Construction tech collaboration printing suburb in Austin outskirts
- A construction company and a tech company are collaborating on a new housing development outside of Austin that will be made up of 100 3D-printed houses — opening a path to what could become a new supply of affordable homes, The Wall Street Journal reported.
- The project will be a big jump in scale for Icon, the tech company doing the printing. “We’re sort of graduating from singles and dozens of homes to hundreds of homes,” Jason Ballard, Icon’s chief executive, told the Journal.
- Lennar, the construction company, hopes it can cut labor costs. “Skilled tradesmen are a dying breed, so there have to be alternative building solutions to help with this labor deficit,” Eric Feder, the president of Lennar’s venture capital and innovation unit, told the Journal.
Climate tech start-ups have raised record $32 billion this year
- Climate technology companies around the globe have raised a record-breaking $32 billion thus far in 2021, CNBC reported, citing a study from venture capital analysis firm Dealroom and promotional agency London & Partners.

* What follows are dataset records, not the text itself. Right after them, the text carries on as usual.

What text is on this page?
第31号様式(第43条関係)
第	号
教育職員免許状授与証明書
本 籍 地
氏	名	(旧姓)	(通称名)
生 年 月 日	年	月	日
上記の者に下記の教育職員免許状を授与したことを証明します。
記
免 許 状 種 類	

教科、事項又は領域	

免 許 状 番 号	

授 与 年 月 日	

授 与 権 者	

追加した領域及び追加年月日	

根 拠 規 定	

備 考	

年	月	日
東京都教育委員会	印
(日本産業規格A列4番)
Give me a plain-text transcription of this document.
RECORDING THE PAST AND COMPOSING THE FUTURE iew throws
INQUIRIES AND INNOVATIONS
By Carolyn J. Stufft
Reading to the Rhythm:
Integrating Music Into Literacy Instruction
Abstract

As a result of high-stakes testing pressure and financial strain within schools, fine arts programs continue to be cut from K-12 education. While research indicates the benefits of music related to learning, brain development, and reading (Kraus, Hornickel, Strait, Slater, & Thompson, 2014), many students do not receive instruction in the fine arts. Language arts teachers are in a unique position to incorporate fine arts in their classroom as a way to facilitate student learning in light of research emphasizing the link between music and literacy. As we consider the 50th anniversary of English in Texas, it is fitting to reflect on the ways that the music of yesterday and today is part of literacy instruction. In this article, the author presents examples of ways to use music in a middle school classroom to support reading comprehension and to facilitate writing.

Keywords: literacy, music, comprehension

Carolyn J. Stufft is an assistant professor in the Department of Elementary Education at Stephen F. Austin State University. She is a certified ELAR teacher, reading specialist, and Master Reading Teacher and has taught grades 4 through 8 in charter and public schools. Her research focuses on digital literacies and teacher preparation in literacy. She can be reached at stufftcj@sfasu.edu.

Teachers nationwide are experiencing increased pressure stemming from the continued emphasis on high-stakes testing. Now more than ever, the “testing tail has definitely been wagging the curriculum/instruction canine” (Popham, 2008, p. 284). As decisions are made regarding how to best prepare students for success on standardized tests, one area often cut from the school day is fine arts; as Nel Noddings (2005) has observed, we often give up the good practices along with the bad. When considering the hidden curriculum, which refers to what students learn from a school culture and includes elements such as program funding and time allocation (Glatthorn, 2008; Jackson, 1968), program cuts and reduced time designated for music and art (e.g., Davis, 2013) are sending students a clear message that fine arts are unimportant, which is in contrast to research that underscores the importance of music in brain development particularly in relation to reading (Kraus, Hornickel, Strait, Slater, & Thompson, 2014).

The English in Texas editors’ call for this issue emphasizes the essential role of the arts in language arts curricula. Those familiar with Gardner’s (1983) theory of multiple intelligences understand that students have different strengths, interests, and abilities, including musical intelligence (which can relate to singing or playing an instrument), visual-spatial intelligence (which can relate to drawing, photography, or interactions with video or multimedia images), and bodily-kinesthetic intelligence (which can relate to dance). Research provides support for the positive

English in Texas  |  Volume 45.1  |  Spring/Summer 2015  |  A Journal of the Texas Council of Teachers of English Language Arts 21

- The amount of venture capital money invested in climate tech this year has already exceeded all such funds in 2020, while climate tech investments have quadrupled since 2016, according to CNBC.
- In the past five years, climate tech start-ups raised the most money in the U.S., followed by their peers in China, Sweden and the U.K., CNBC reported.
- Europe, meanwhile, is the fastest-growing region for climate tech — with venture capital investments into the sector seven times higher this year than in 2016, according to CNBC.